Wet weather forecast prompts warning for workplaces

WorkSafe is warning employers about the risks associated with working in the wet as the state braces for three days of downpour.


Heavy rainfall that may lead to flash flooding is expected in parts of Victoria over the next three days.

The Bureau of Meteorology expects gusty northerlies and large rainfalls, particularly in North Central, Northern Country and Northeast districts on Wednesday and Thursday.

Construction sites are of particular concern, especially when it comes to the risk of falls, slips and trips.

Ladders, stairs and elevated work platforms can all become more dangerous in the rain. WorkSafe accepted 5531 injury claims involving falls, slips and trips last year.

WorkSafe Executive Director of Health and Safety Narelle Beer urges employers to put a pause on outdoor work during heavy rain and storms.

"Avoiding exposure to bad weather is the best way to protect yourself and your workers," Dr Beer said.

Builders and contractors are also urged to secure their sites before wet and stormy weather hits. All loose items should be safely tied down or placed indoors.

"Temporary fencing, construction tools and scaffold planks can cause serious harm to workers and the public if they become airborne in wild weather," Dr Beer said.

"It goes without saying, but water and electricity are a lethal combination.
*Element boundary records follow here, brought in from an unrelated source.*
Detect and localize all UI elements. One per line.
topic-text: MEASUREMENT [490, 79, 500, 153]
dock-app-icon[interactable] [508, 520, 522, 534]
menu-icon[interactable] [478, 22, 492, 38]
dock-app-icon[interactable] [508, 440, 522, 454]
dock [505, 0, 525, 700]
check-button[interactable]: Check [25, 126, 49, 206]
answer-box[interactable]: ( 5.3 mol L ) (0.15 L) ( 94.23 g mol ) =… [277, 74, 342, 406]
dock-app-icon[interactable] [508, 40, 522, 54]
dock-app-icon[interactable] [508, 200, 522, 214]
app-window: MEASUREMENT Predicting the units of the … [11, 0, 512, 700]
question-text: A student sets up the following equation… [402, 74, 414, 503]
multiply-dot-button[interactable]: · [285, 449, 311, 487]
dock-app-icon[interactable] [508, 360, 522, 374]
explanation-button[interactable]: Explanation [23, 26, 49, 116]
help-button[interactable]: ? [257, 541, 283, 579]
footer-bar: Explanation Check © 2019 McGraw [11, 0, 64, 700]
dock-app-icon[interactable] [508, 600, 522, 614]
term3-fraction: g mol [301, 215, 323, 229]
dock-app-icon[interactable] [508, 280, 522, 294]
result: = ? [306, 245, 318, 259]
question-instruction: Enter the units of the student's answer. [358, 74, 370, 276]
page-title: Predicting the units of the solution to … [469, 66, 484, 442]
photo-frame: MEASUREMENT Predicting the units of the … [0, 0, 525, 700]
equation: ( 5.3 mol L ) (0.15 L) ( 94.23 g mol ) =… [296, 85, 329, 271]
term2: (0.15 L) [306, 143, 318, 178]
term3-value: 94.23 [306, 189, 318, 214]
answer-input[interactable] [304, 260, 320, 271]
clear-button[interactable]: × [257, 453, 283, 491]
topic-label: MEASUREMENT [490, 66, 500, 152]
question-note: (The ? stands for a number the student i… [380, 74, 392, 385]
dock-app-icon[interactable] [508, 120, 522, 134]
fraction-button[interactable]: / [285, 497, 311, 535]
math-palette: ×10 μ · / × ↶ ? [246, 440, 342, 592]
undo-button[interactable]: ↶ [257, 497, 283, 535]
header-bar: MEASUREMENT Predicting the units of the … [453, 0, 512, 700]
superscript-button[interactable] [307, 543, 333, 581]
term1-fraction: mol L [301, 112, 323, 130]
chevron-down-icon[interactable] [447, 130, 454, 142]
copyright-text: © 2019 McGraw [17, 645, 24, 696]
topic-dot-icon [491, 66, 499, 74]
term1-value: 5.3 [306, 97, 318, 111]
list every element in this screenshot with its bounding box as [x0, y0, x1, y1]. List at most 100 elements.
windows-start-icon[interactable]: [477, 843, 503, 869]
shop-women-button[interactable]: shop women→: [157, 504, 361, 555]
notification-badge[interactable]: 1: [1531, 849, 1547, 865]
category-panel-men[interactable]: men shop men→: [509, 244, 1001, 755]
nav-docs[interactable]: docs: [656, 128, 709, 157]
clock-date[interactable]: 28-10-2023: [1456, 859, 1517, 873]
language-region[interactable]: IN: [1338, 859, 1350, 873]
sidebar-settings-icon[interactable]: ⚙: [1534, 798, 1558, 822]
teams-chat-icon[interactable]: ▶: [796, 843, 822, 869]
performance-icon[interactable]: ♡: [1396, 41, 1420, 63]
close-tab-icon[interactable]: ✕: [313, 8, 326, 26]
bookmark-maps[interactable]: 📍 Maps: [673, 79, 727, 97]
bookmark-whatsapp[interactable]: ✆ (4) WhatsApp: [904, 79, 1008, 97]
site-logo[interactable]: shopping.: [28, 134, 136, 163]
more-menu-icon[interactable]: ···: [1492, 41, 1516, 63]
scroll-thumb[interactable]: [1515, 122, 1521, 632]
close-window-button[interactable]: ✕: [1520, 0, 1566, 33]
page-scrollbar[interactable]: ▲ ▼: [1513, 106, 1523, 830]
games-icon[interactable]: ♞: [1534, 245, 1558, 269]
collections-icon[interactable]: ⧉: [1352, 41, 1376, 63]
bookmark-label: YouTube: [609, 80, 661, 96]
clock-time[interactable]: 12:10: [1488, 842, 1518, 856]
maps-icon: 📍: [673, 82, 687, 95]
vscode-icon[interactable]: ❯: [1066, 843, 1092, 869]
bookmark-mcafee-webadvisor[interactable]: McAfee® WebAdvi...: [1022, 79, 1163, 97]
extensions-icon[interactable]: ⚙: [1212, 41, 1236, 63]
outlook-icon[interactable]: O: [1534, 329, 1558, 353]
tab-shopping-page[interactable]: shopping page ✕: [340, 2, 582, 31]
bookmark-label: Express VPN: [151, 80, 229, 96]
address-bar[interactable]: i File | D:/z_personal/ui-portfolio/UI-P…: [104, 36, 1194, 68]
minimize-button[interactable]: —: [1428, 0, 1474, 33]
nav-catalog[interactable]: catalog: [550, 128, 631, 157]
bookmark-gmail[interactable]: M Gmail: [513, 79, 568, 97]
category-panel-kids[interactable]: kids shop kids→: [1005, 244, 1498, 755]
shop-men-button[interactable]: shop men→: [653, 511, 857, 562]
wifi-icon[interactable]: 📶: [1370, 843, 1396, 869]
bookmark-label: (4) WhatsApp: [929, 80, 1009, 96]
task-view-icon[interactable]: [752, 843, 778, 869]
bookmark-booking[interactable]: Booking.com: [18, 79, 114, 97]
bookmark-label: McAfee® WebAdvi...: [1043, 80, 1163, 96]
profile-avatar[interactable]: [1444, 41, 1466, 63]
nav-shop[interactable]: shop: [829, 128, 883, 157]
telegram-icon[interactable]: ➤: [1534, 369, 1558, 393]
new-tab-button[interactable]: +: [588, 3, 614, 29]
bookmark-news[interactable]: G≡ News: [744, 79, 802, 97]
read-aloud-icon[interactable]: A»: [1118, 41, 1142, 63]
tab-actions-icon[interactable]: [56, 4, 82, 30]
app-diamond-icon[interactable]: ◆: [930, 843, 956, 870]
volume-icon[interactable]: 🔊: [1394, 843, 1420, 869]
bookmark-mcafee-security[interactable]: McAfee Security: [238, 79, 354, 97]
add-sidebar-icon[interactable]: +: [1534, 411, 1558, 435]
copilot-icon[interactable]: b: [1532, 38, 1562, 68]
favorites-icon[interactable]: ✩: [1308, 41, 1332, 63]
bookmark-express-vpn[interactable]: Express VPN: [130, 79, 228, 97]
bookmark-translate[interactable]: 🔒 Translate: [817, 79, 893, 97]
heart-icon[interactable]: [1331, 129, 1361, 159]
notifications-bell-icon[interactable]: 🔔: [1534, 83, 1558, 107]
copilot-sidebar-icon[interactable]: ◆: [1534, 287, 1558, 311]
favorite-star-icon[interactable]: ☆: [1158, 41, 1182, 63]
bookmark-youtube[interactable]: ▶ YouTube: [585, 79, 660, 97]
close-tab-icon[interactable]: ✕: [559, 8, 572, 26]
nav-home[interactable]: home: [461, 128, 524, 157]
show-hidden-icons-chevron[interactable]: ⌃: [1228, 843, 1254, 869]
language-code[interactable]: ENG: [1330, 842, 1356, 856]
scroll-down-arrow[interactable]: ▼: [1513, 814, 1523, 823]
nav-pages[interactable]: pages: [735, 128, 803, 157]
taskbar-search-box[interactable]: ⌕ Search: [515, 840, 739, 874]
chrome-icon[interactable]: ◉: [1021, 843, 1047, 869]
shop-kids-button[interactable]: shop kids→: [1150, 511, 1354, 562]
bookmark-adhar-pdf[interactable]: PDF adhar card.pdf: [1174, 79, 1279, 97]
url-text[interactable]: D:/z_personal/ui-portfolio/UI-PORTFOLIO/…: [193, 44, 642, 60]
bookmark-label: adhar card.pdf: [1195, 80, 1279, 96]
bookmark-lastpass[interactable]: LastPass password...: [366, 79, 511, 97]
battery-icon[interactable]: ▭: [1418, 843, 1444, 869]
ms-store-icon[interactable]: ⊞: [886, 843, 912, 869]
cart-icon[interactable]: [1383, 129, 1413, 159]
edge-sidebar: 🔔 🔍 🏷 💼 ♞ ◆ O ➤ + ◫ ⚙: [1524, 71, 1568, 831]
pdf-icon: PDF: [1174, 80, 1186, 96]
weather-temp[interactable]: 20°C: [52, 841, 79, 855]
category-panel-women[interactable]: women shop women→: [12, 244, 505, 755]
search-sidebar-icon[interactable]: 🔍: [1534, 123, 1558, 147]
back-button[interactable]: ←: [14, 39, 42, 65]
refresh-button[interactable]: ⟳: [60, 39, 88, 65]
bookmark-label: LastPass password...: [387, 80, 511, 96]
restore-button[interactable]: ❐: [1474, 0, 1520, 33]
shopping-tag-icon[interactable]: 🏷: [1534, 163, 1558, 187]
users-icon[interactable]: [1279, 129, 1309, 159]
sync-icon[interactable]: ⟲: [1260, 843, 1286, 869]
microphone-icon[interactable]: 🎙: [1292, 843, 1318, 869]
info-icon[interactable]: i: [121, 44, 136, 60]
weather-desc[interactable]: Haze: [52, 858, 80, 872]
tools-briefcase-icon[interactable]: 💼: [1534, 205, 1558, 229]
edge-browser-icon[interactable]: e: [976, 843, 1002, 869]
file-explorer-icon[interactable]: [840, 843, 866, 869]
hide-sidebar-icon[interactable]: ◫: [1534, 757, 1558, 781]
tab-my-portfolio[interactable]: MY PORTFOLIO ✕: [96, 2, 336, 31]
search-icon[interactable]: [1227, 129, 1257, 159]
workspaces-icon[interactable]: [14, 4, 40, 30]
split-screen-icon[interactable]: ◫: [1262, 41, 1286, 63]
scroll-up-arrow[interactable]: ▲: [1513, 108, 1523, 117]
Powered tools must be stored away in a dry place before the rain hits."

Farmers should also be wary of the dangers that come with wet weather, and are advised to inspect their property before recommencing work.

"Rain can change the texture and consistency of soil, making it easier for farm vehicles to get stuck in muddy ground," Dr Beer said.

When recovering bogged down equipment, machinery or animals, workers are encouraged to seek assistance or have access to a phone or radio.

Other measures such as wearing warm, protective clothing and marking soft ground or open water areas with flags or barriers are essential when it comes to preventing injury and death.

"Regularly checking weather conditions and rescheduling major outdoor projects for milder days is a sure way employers can help keep their workplaces safe," Dr Beer said.

Employers can help manage wet weather hazards by:

  • Inspecting the work site to ensure ground stability has not been compromised and foundations are secure.
  • Spreading crushed rock on walkways, over mud and placing boot scrapers at access points.
  • Ensuring plant operators are aware of the risk posed by waterlogged ground before they begin work.
  • Ensuring electrical equipment that has potentially been affected by water is taken out of service until inspected, tested and made safe.
  • Identifying soft ground and marking it with flags, bollards or other indicators as a warning to workers.
  • Seeking assistance when recovering bogged equipment or animals.
  • Avoiding employees working alone and ensuring they have access to a means of communication, either a phone or radio.